In our upcoming semester of intense genre study, one topic will be how critics use and interpret genre. In that discussion, it is hard not to bemoan the drastic weakening of the critical voice -- writing about film was once a literary art, now it is mostly a matter of digit manipulation. It is no wonder that the public, and therefore the studios, have lost interest in the critic's opinion. But once upon a time, Manny Farber, James Agee and, later, Pauline Kael walked the Earth. I quote from an old Time magazine piece on Kael: When Quentin Tarantino was 15, he saw something on TV that changed his life: Pauline Kael. The New Yorker movie critic was being grilled by Tomorrow host Tom Snyder on her rave review of Philip Kaufman's Invasion of the Body Snatchers, and she refused to back down. "I thought, Who is this wild old woman?" the writer-director of Pulp Fiction recalls, "and soon I was going to the library to find her books. She was as influential as any director was in helping me develop my aesthetic. I never went to film school, but she was the professor in the film school of my mind."

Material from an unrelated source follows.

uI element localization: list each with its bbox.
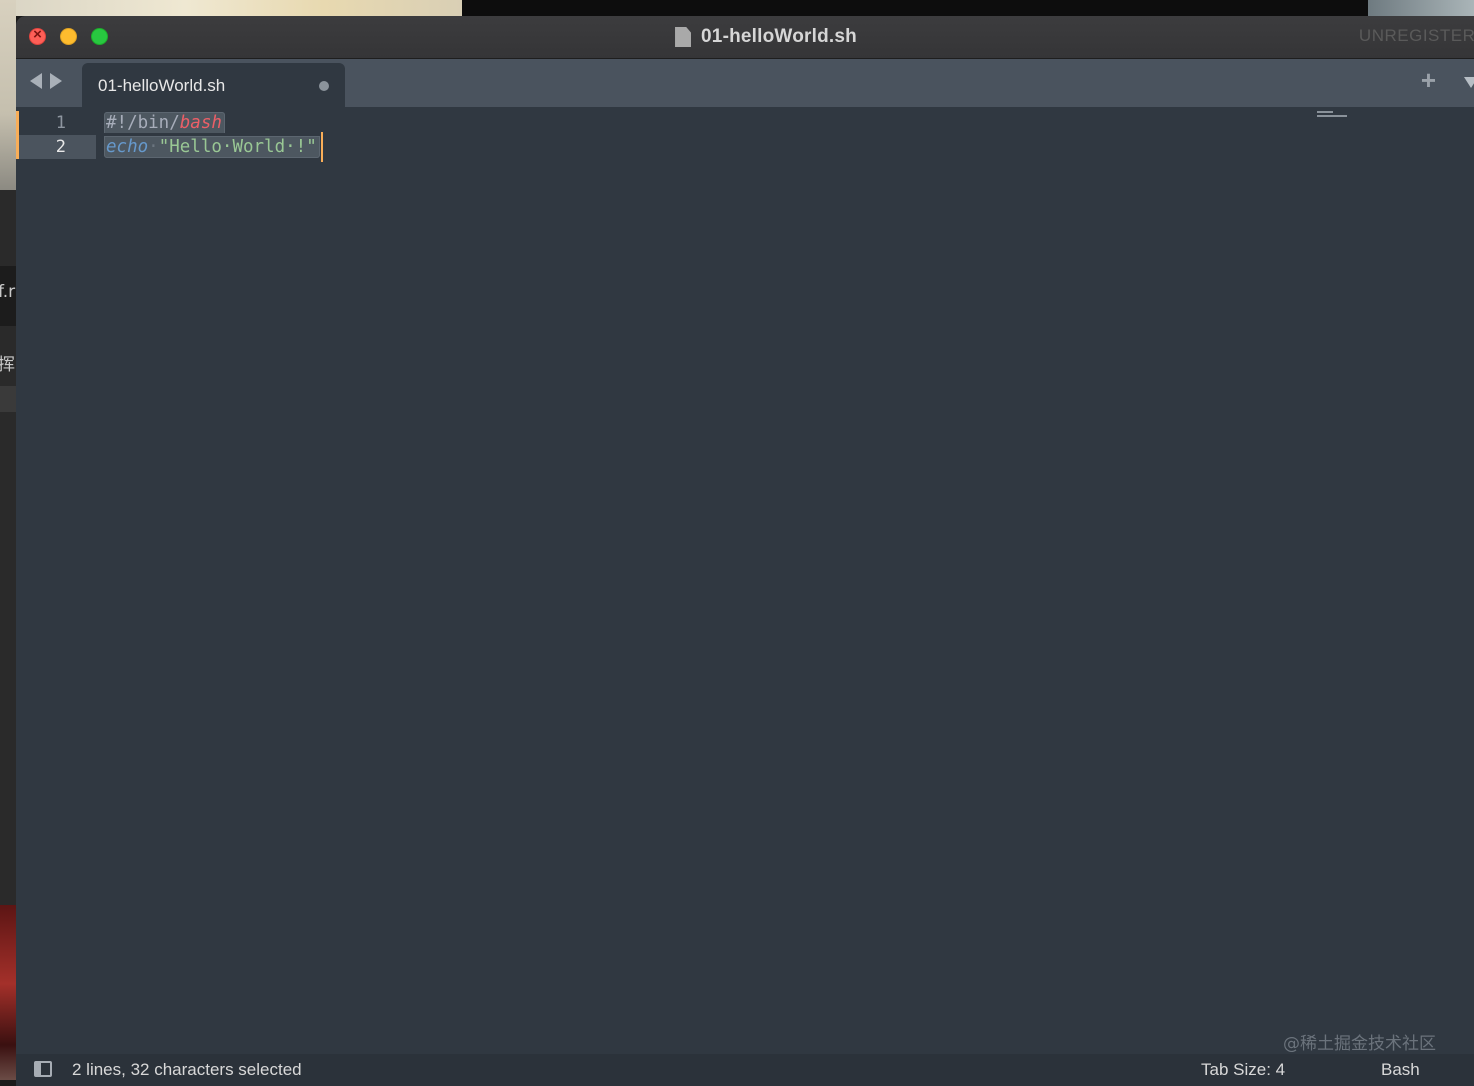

Are any of you currently reading reviews today that make you feel like you're in film school?
Actually what inspired this post is that I did read such a review this morning -- I have long maintained that when A.O. Scott of the NY Times truly "gets" a movie (which is not as often as I'd hope) he can write so precisely that is actually improves one's enjoyment of the film. So take a moment today and read his review of "No Country for Old Men." Here's what I'm talking about:

"'No Country for Old Men' is purgatory for the squeamish and the easily spooked. For formalists — those moviegoers sent into raptures by tight editing, nimble camera work and faultless sound design — it’s pure heaven.

So before I go any further, allow me my moment of bliss at the sheer brilliance of the Coens’ technique. And it is mostly theirs. The editor, Roderick Jaynes, is their longstanding pseudonym. The cinematographer, Roger Deakins, and the composer, Carter Burwell, are collaborators of such long standing that they surely count as part of the nonbiological Coen fraternity. At their best, and for that matter at their less than best, Joel and Ethan Coen, who share writing and directing credit here, combine virtuosic dexterity with mischievous high spirits, as if they were playing Franz Liszt’s most treacherous compositions on dueling banjos. ...

The script follows Mr. McCarthy’s novel almost scene for scene, and what the camera discloses is pretty much what the book describes: a parched, empty landscape; pickup trucks and taciturn men; and lots of killing. But the pacing, the mood and the attention to detail are breathtaking, sometimes literally.

In one scene a man sits in a dark hotel room as his pursuer walks down the corridor outside. You hear the creak of floorboards and the beeping of a transponder, and see the shadows of the hunter’s feet in the sliver of light under the door. The footsteps move away, and the next sound is the faint squeak of the light bulb in the hall being unscrewed. The silence and the slowness awaken your senses and quiet your breathing, as by the simplest cinematic means — Look! Listen! Hush! — your attention is completely and ecstatically absorbed. You won’t believe what happens next, even though you know it’s coming."

Wow. So Kudos to Mr. Scott this morning for giving us that film school feeling, fleeting as it will be.